Open theses

The database group is always looking for good master students to advise on their master's theses. If you are interested in any of our research topics, please directly contact a faculty or any of the researchers in our team to arrange a meeting. There, we can discuss any of the topics listed below, find new topics, or you can suggest a topic of your own. Please note that the list below is only a small sample of possible thesis topics and ideas.

For more information about writing a master's theses in our group, please see here.

Master's Thesis Proposal at the Chair for Information Systems (Naumann) and Digital Health, Economics and Policy (Stern)

Real-world health datasets derived from electronic health records (EHRs) are increasingly used to develop machine learning (ML) models for clinical decision support and patient stratification.

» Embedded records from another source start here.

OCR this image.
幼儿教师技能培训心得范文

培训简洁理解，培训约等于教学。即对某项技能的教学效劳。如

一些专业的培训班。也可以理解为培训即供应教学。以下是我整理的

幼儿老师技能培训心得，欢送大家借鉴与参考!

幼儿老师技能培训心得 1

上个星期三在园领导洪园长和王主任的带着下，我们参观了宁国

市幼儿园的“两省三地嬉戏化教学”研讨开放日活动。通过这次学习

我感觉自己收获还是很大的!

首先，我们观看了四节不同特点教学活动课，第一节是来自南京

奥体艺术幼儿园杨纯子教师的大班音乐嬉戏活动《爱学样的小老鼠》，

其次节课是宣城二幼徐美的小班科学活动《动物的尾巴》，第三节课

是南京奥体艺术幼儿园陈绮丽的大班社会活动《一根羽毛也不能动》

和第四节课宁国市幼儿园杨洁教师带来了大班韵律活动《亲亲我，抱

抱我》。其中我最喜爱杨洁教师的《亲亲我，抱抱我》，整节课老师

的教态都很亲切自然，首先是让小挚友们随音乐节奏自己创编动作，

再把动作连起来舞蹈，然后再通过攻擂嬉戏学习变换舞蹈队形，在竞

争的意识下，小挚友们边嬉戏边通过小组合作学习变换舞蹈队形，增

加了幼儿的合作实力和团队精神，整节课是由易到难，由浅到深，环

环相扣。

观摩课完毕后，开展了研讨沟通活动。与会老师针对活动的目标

Despite their large scale and heterogeneity, such datasets may still contain underrepresented patient subgroups or combinations of characteristics that are insufficiently covered in the data. This can lead to biased ML model behavior, reduced generalizability, and poorer performance for specific patient populations.

Mount Sinai Hospital in New York City provides access to a highly diverse EHR dataset, offering a unique opportunity to investigate representation gaps in real-world clinical data. Building on the concept of Maximal Uncovered Patterns (MUPs), this thesis aims to identify underrepresented patient patterns within a hypertension remote patient monitoring (RPM) cohort and evaluate how these gaps influence downstream machine learning models designed to predict patient benefit from RPM interventions.

First, we will jointly define a clinically relevant prediction target for RPM-related outcomes. Subsequently, a feature set for the intended prediction task will be developed, and baseline ML models will be developed.

The thesis will then apply an existing MUP-detection algorithm to the Mount Sinai EHR dataset to identify underrepresented patient subgroups. Based on these patterns, an experimental framework will be developed to systematically evaluate the impact of representation gaps on ML performance. This includes (1) stress-testing baseline ML models on uncovered patient patterns (MUPs), (2) evaluating the effect of different MUP coverage thresholds, (3) comparing the robustness of different prediction models, such as logistic regression, random forests, and multilayer perceptrons, (4) identifying clusters of related MUPs to analyze whether specific types of representation gaps disproportionately affect ML model performance, and (5) developing and testing initial diversity measures for patient pattern coverage.

Objectives

Identify MUPs in the Mount Sinai RPM EHR cohort
Develop a ML model to predict patient response to RPM
Assess the impact of underrepresented patient patterns on model performance
Development and testing of diversity measures

Methodology

Apply existing MUP detection algorithms to structured electronic health record data
Train and evaluate predictive machine learning models for RPM-related outcomes
Compare model performance across well-represented and underrepresented patient subgroups

Your profile (as a Master's student)

Strong background in computer science, particularly coding in Python
Experienced in working with big datasets and databases
Interest in ML and healthcare settings

About the supervisor and the chair

This thesis is jointly supervised by Dr. Sedir Mohammed and Linea Schmidt. Dr. Sedir Mohammed is currently pursuing a PhD at the Information Systems chair at the Hasso Plattner Institute. His research interests include diversity assessment of datasets and its influence on downstream ML tasks.
Linea Schmidt is currently pursuing a PhD at the Digital Health, Economics and Policy chair at the Hasso Plattner Institute. Her research interests include novel care models, such as remote patient monitoring and disease management programs, as well as digital health entrepreneurship.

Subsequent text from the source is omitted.